La miosite dei masticatori presenta una fase acuta, caratterizzata da algia all’apertura della bocca, trisma (incapacità di aprire la mandibola) e gonfiore dei muscoli masticatori, e una fase cronica, caratterizzata da una marcata atrofia muscolare. Alcuni casi possono presentare piressia e linfoadenopatia mandibolare e prescapolare. Questa malattia può colpire qualsiasi razza anche se è stata riscontrata una predilezione per le razze di taglia grande come il Pastore Tedesco, il Labrador Retriever, il Dobermann Pinscher e il Golden Retriever.2 L’età media d’insorgenza è 3 anni ma sono state riportate miositi dei masticatori anche in cuccioli Cavalier King Charles Spaniel di 4 mesi. Altre patologie possono avere una presentazione simile pertanto è importante escludere le neuropatie del trigemino, le fratture mandibolari o la lussazione/sublussazione dell’articolazione temporo-mandibolare.

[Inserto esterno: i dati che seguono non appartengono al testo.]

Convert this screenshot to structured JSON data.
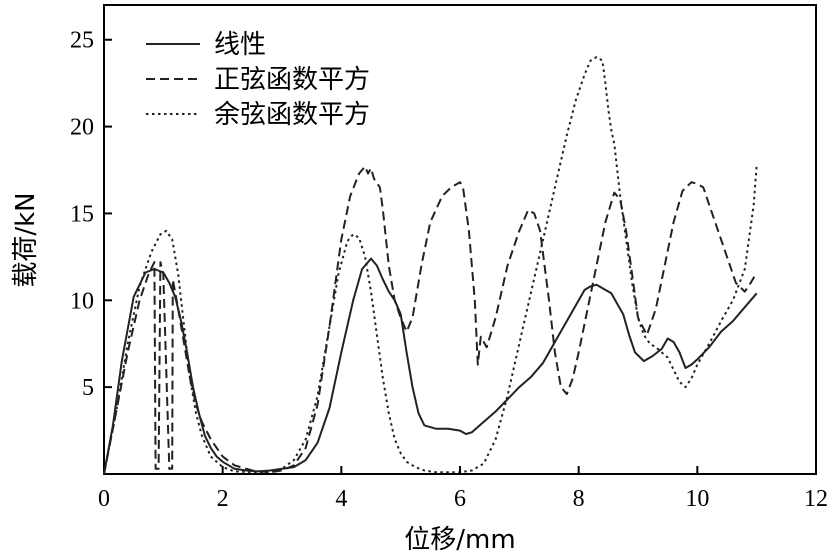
{
  "chart_data": {
    "type": "line",
    "title": "",
    "xlabel": "位移/mm",
    "ylabel": "载荷/kN",
    "xlim": [
      0,
      12
    ],
    "ylim": [
      0,
      27
    ],
    "xticks": [
      0,
      2,
      4,
      6,
      8,
      10,
      12
    ],
    "yticks": [
      5,
      10,
      15,
      20,
      25
    ],
    "grid": false,
    "legend": {
      "position": "top-left"
    },
    "series": [
      {
        "name": "线性",
        "style": "solid",
        "x": [
          0,
          0.15,
          0.3,
          0.5,
          0.7,
          0.85,
          1.0,
          1.1,
          1.2,
          1.3,
          1.4,
          1.5,
          1.6,
          1.7,
          1.8,
          1.9,
          2.0,
          2.1,
          2.2,
          2.4,
          2.6,
          2.8,
          3.0,
          3.2,
          3.4,
          3.6,
          3.8,
          4.0,
          4.2,
          4.35,
          4.5,
          4.6,
          4.7,
          4.8,
          4.9,
          5.0,
          5.1,
          5.2,
          5.3,
          5.4,
          5.6,
          5.8,
          6.0,
          6.1,
          6.2,
          6.4,
          6.6,
          6.8,
          7.0,
          7.2,
          7.4,
          7.6,
          7.8,
          8.0,
          8.1,
          8.2,
          8.3,
          8.45,
          8.55,
          8.65,
          8.75,
          8.85,
          8.95,
          9.1,
          9.25,
          9.4,
          9.5,
          9.6,
          9.7,
          9.8,
          9.9,
          10.0,
          10.2,
          10.4,
          10.6,
          10.8,
          11.0
        ],
        "y": [
          0,
          2.8,
          6.5,
          10.2,
          11.6,
          11.8,
          11.6,
          11.0,
          10.2,
          8.8,
          7.0,
          5.0,
          3.5,
          2.2,
          1.5,
          1.0,
          0.7,
          0.5,
          0.3,
          0.2,
          0.15,
          0.2,
          0.3,
          0.4,
          0.8,
          1.8,
          3.8,
          7.0,
          10.0,
          11.8,
          12.4,
          12.0,
          11.2,
          10.5,
          10.0,
          9.2,
          7.0,
          5.0,
          3.5,
          2.8,
          2.6,
          2.6,
          2.5,
          2.3,
          2.4,
          3.0,
          3.6,
          4.3,
          5.0,
          5.6,
          6.4,
          7.6,
          8.8,
          10.0,
          10.6,
          10.8,
          10.9,
          10.6,
          10.4,
          9.8,
          9.2,
          8.0,
          7.0,
          6.5,
          6.8,
          7.2,
          7.8,
          7.6,
          7.0,
          6.1,
          6.3,
          6.6,
          7.3,
          8.2,
          8.8,
          9.6,
          10.4
        ]
      },
      {
        "name": "正弦函数平方",
        "style": "dashed",
        "x": [
          0,
          0.2,
          0.4,
          0.6,
          0.75,
          0.85,
          0.87,
          0.92,
          0.95,
          1.0,
          1.1,
          1.15,
          1.16,
          1.25,
          1.35,
          1.45,
          1.55,
          1.65,
          1.8,
          2.0,
          2.2,
          2.5,
          2.8,
          3.0,
          3.2,
          3.4,
          3.6,
          3.8,
          4.0,
          4.15,
          4.3,
          4.4,
          4.45,
          4.5,
          4.55,
          4.65,
          4.7,
          4.8,
          4.9,
          5.0,
          5.1,
          5.2,
          5.35,
          5.5,
          5.7,
          5.85,
          6.0,
          6.05,
          6.15,
          6.25,
          6.3,
          6.35,
          6.45,
          6.6,
          6.8,
          7.0,
          7.15,
          7.25,
          7.35,
          7.5,
          7.6,
          7.7,
          7.8,
          7.9,
          8.0,
          8.15,
          8.3,
          8.45,
          8.6,
          8.7,
          8.8,
          8.9,
          9.0,
          9.15,
          9.3,
          9.45,
          9.6,
          9.75,
          9.9,
          10.0,
          10.1,
          10.2,
          10.35,
          10.5,
          10.65,
          10.8,
          10.9,
          11.0
        ],
        "y": [
          0,
          3.5,
          7.0,
          10.0,
          11.5,
          12.2,
          0.3,
          0.3,
          12.2,
          11.5,
          0.3,
          0.3,
          11.2,
          9.5,
          7.5,
          5.5,
          4.0,
          3.0,
          2.0,
          1.0,
          0.5,
          0.2,
          0.1,
          0.2,
          0.5,
          1.5,
          4.0,
          8.5,
          13.5,
          16.0,
          17.3,
          17.7,
          17.3,
          17.6,
          17.0,
          16.5,
          15.2,
          12.0,
          10.0,
          9.0,
          8.2,
          9.0,
          12.0,
          14.5,
          16.0,
          16.5,
          16.8,
          16.5,
          14.0,
          10.0,
          6.3,
          7.9,
          7.3,
          9.0,
          12.0,
          14.0,
          15.2,
          15.0,
          14.0,
          10.0,
          7.0,
          5.0,
          4.6,
          5.5,
          7.0,
          9.5,
          12.0,
          14.5,
          16.2,
          15.8,
          14.0,
          11.5,
          9.0,
          8.0,
          9.5,
          12.0,
          14.5,
          16.3,
          16.8,
          16.7,
          16.5,
          15.5,
          14.0,
          12.5,
          11.0,
          10.5,
          11.0,
          11.6
        ]
      },
      {
        "name": "余弦函数平方",
        "style": "dotted",
        "x": [
          0,
          0.2,
          0.4,
          0.6,
          0.8,
          0.95,
          1.05,
          1.15,
          1.25,
          1.35,
          1.45,
          1.55,
          1.65,
          1.8,
          2.0,
          2.2,
          2.5,
          2.8,
          3.0,
          3.2,
          3.4,
          3.6,
          3.8,
          3.95,
          4.1,
          4.2,
          4.3,
          4.4,
          4.5,
          4.6,
          4.7,
          4.8,
          4.9,
          5.0,
          5.1,
          5.25,
          5.4,
          5.6,
          5.8,
          6.0,
          6.2,
          6.4,
          6.6,
          6.8,
          7.0,
          7.2,
          7.4,
          7.6,
          7.8,
          7.95,
          8.1,
          8.2,
          8.3,
          8.4,
          8.45,
          8.5,
          8.55,
          8.6,
          8.7,
          8.8,
          8.9,
          9.0,
          9.1,
          9.2,
          9.3,
          9.4,
          9.5,
          9.6,
          9.7,
          9.8,
          9.9,
          10.0,
          10.2,
          10.4,
          10.6,
          10.8,
          10.95,
          11.0
        ],
        "y": [
          0,
          3.5,
          7.5,
          10.8,
          12.8,
          13.8,
          14.0,
          13.5,
          11.5,
          8.5,
          5.5,
          3.5,
          2.2,
          1.0,
          0.4,
          0.15,
          0.1,
          0.1,
          0.3,
          0.8,
          2.0,
          4.5,
          8.5,
          11.5,
          13.4,
          13.8,
          13.6,
          12.5,
          10.5,
          8.0,
          5.5,
          3.5,
          2.0,
          1.2,
          0.7,
          0.4,
          0.2,
          0.1,
          0.1,
          0.1,
          0.2,
          0.6,
          2.0,
          4.5,
          7.5,
          10.5,
          13.5,
          16.5,
          19.5,
          21.5,
          23.0,
          23.8,
          24.0,
          23.8,
          22.5,
          21.0,
          19.8,
          19.0,
          16.0,
          13.5,
          11.0,
          9.0,
          8.0,
          7.5,
          7.3,
          7.0,
          6.7,
          6.0,
          5.3,
          5.0,
          5.5,
          6.3,
          7.5,
          8.8,
          10.0,
          11.8,
          15.5,
          17.8
        ]
      }
    ]
  }
}
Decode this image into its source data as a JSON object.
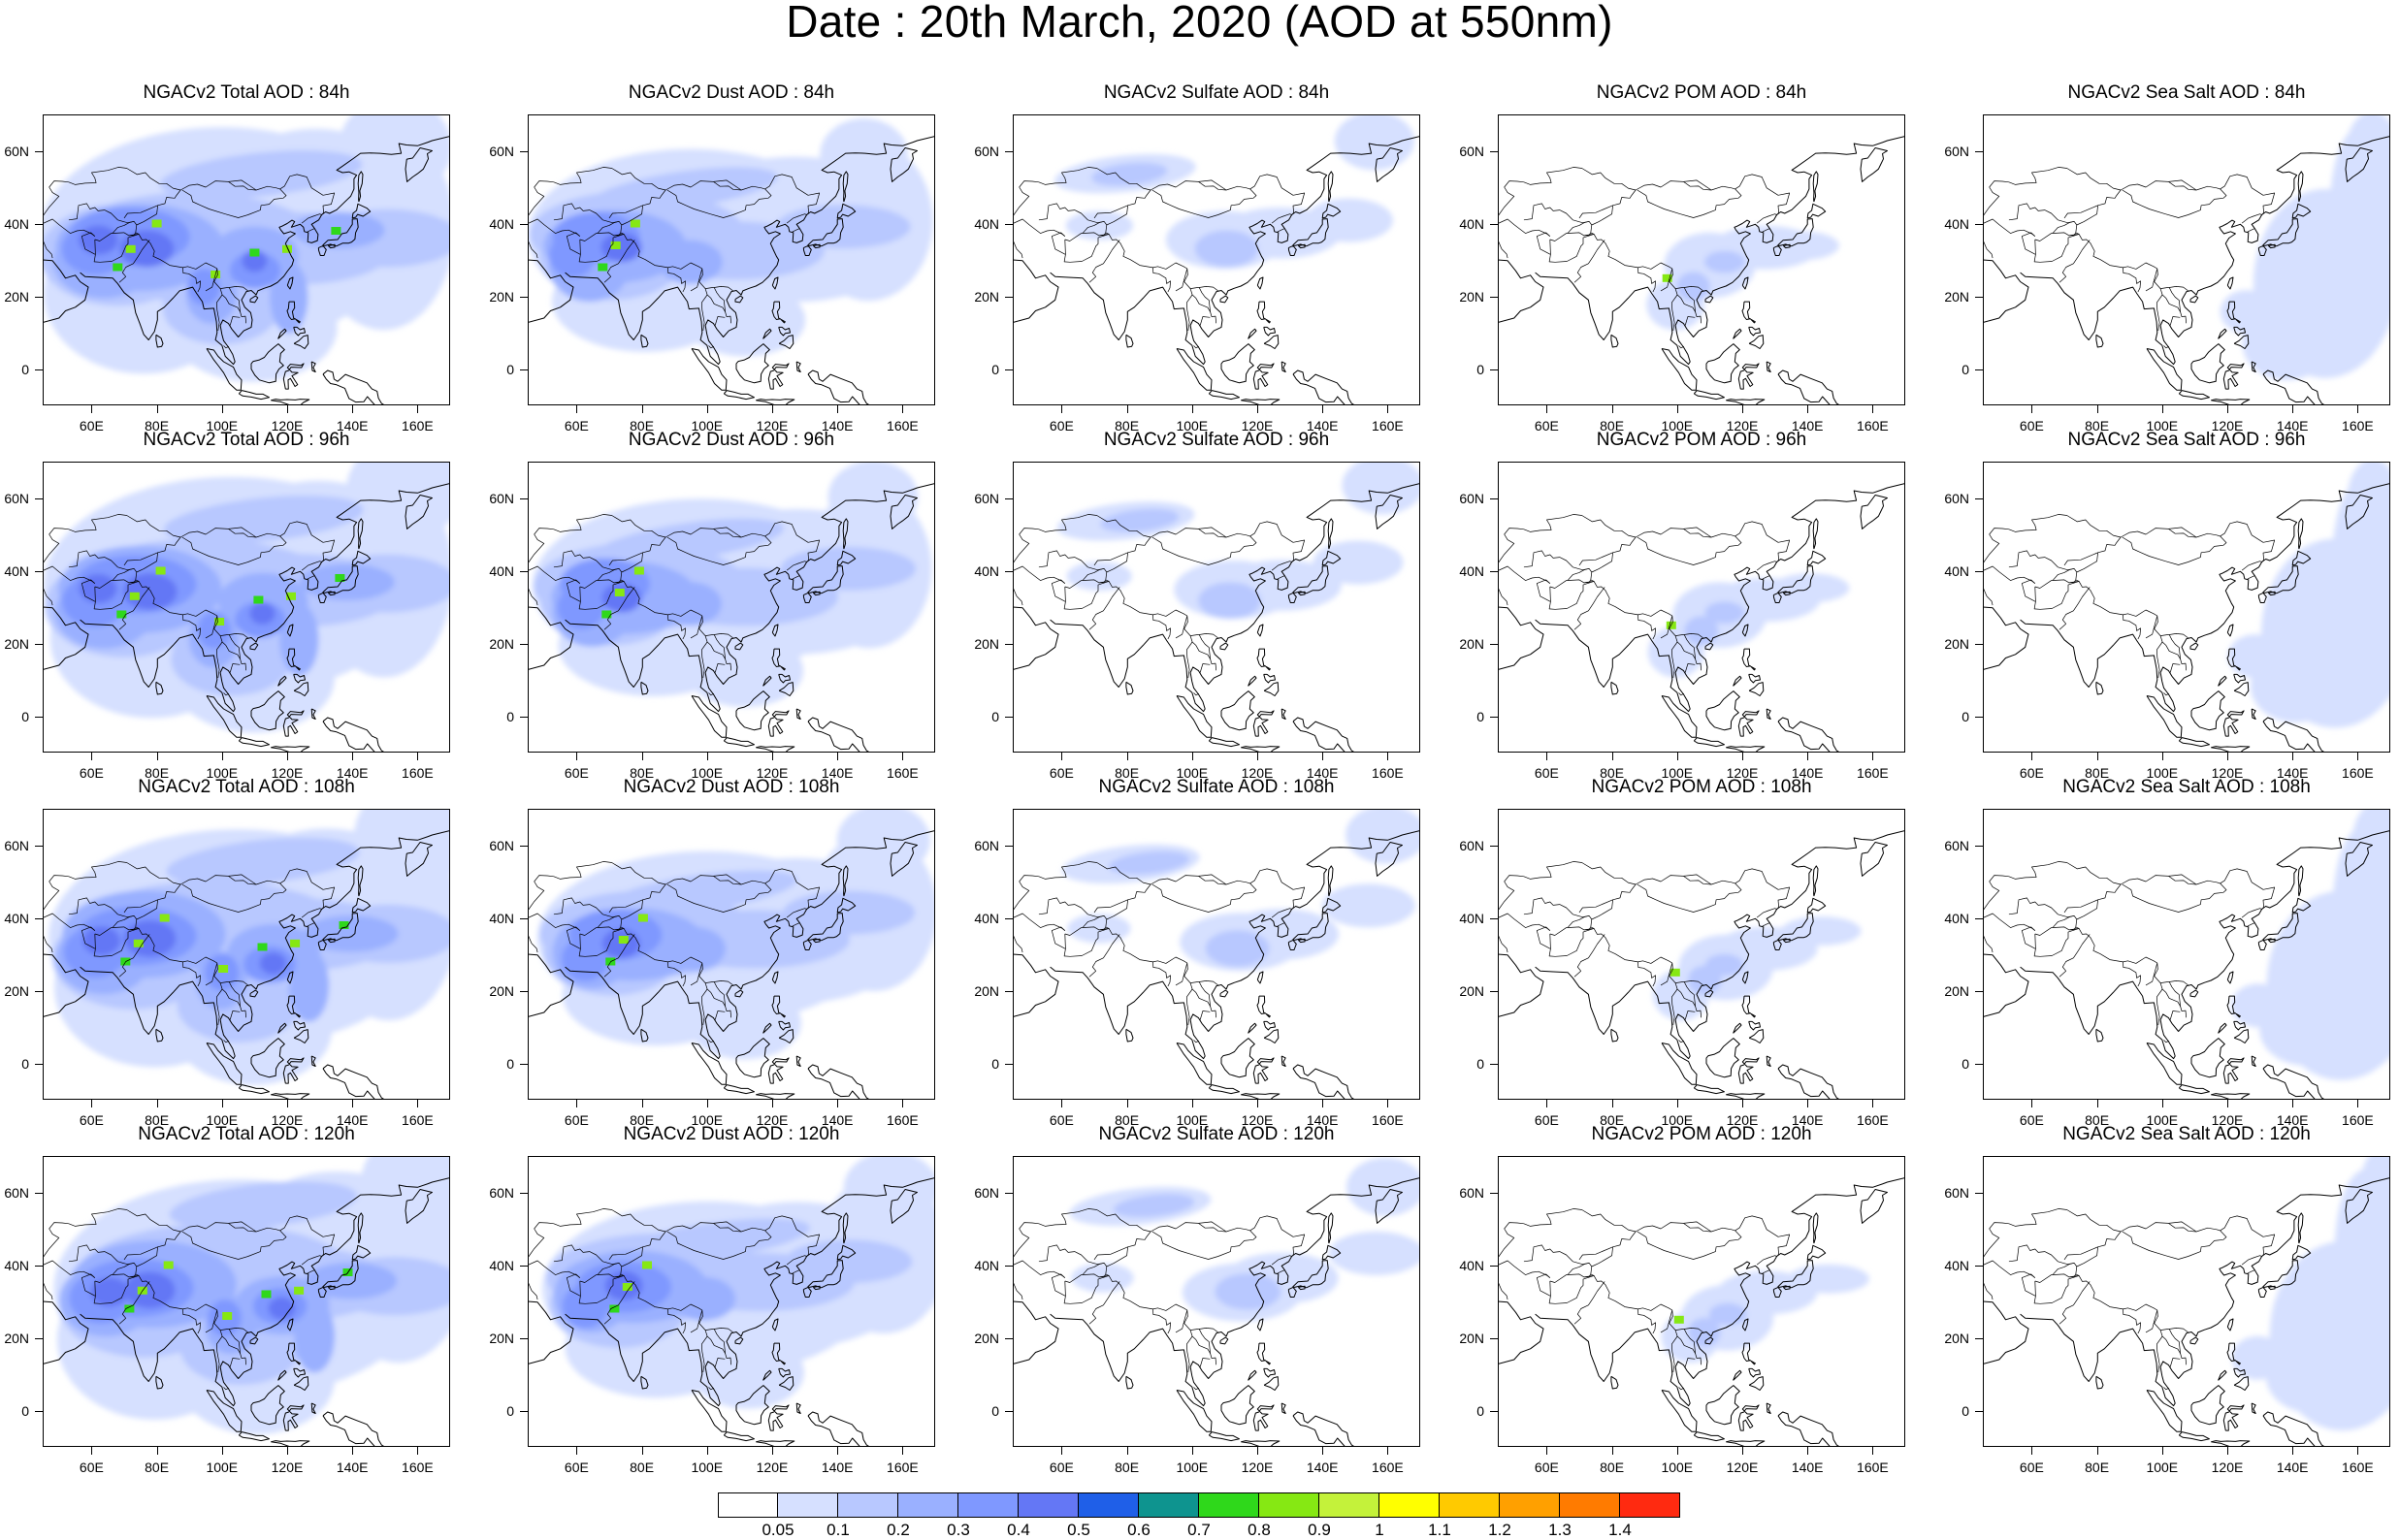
{
  "title": "Date : 20th March, 2020 (AOD at 550nm)",
  "panels": [
    {
      "title": "NGACv2 Total AOD : 84h",
      "species": "total",
      "hour": 84
    },
    {
      "title": "NGACv2 Dust AOD : 84h",
      "species": "dust",
      "hour": 84
    },
    {
      "title": "NGACv2 Sulfate AOD : 84h",
      "species": "sulfate",
      "hour": 84
    },
    {
      "title": "NGACv2 POM AOD : 84h",
      "species": "pom",
      "hour": 84
    },
    {
      "title": "NGACv2 Sea Salt AOD : 84h",
      "species": "seasalt",
      "hour": 84
    },
    {
      "title": "NGACv2 Total AOD : 96h",
      "species": "total",
      "hour": 96
    },
    {
      "title": "NGACv2 Dust AOD : 96h",
      "species": "dust",
      "hour": 96
    },
    {
      "title": "NGACv2 Sulfate AOD : 96h",
      "species": "sulfate",
      "hour": 96
    },
    {
      "title": "NGACv2 POM AOD : 96h",
      "species": "pom",
      "hour": 96
    },
    {
      "title": "NGACv2 Sea Salt AOD : 96h",
      "species": "seasalt",
      "hour": 96
    },
    {
      "title": "NGACv2 Total AOD : 108h",
      "species": "total",
      "hour": 108
    },
    {
      "title": "NGACv2 Dust AOD : 108h",
      "species": "dust",
      "hour": 108
    },
    {
      "title": "NGACv2 Sulfate AOD : 108h",
      "species": "sulfate",
      "hour": 108
    },
    {
      "title": "NGACv2 POM AOD : 108h",
      "species": "pom",
      "hour": 108
    },
    {
      "title": "NGACv2 Sea Salt AOD : 108h",
      "species": "seasalt",
      "hour": 108
    },
    {
      "title": "NGACv2 Total AOD : 120h",
      "species": "total",
      "hour": 120
    },
    {
      "title": "NGACv2 Dust AOD : 120h",
      "species": "dust",
      "hour": 120
    },
    {
      "title": "NGACv2 Sulfate AOD : 120h",
      "species": "sulfate",
      "hour": 120
    },
    {
      "title": "NGACv2 POM AOD : 120h",
      "species": "pom",
      "hour": 120
    },
    {
      "title": "NGACv2 Sea Salt  AOD : 120h",
      "species": "seasalt",
      "hour": 120
    }
  ],
  "map": {
    "lon_range": [
      45,
      170
    ],
    "lat_range": [
      -10,
      70
    ],
    "lon_ticks": [
      60,
      80,
      100,
      120,
      140,
      160
    ],
    "lon_labels": [
      "60E",
      "80E",
      "100E",
      "120E",
      "140E",
      "160E"
    ],
    "lat_ticks": [
      60,
      40,
      20,
      0
    ],
    "lat_labels": [
      "60N",
      "40N",
      "20N",
      "0"
    ]
  },
  "colorbar": {
    "colors": [
      "#ffffff",
      "#d6e0ff",
      "#b8c8ff",
      "#9ab0ff",
      "#7f98ff",
      "#6477f5",
      "#1f5fe8",
      "#0e948f",
      "#2fd81b",
      "#86e813",
      "#c4f23a",
      "#ffff00",
      "#ffca00",
      "#ffa000",
      "#ff7b00",
      "#ff2a10"
    ],
    "labels": [
      "0.05",
      "0.1",
      "0.2",
      "0.3",
      "0.4",
      "0.5",
      "0.6",
      "0.7",
      "0.8",
      "0.9",
      "1",
      "1.1",
      "1.2",
      "1.3",
      "1.4"
    ]
  }
}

La diagnosi è guidata dal sospetto clinico. Le prime indagini devono includere esame emocromocitometrico e profilo biochimico completo. In questi pazienti può essere riscontrata un’ iperglobulinemia, una lieve anemia e le creatinchinasi (CK) possono essere elevate durante la fase acuta. Il livello di anticorpi anti-2M può essere misurato tramite test ELISA con una specificità del 100% e una sensibilità tra l’85 e il 90%. I segni clinici compatibili e la positività per gli anticorpi anti-2M sono sufficienti per fare diagnosi, tuttavia sono riportati falsi negativi soprattutto in caso di precedente somministrazione di una terapia a base di corticosteroidi. Altre procedure che possono essere d’ausilio nella diagnosi di miosite dei muscoli masticatori sono la diagnostica avanzata (TC o RM cranio), l’elettrodiagnostica e l’esame istologico di biopsie muscolari.
Il trattamento consiste in una terapia immunosoppressiva. Il farmaco di scelta è il prednisone, somministrato inizialmente a dosaggio immunosoppressivo e continuato alla stessa dose fino alla massima funzionalità mandibolare e alla normalizzazione delle CK; a quel punto, il dosaggio può essere scalato lentamente. Generalmente la terapia dura 4-6 mesi.
Nel caso in cui il cortisone non sia ben tollerato è possibile ricorrere ad altri immunosoppressori come l’azatioprina e la ciclosporina.
La prognosi dipende dal grado di fibrosi presente e dalla risposta clinica all’immunosoppressione. I pazienti in cui si è instaurata la fibrosi possono andare incontro ad una remissione che varia da parziale a completa. I soggetti che sviluppano grave fibrosi possono comunque presentare un miglioramento clinico senza però riacquisire una normale funzionalità nella prensione e mantenendo dei muscoli masticatori atrofici.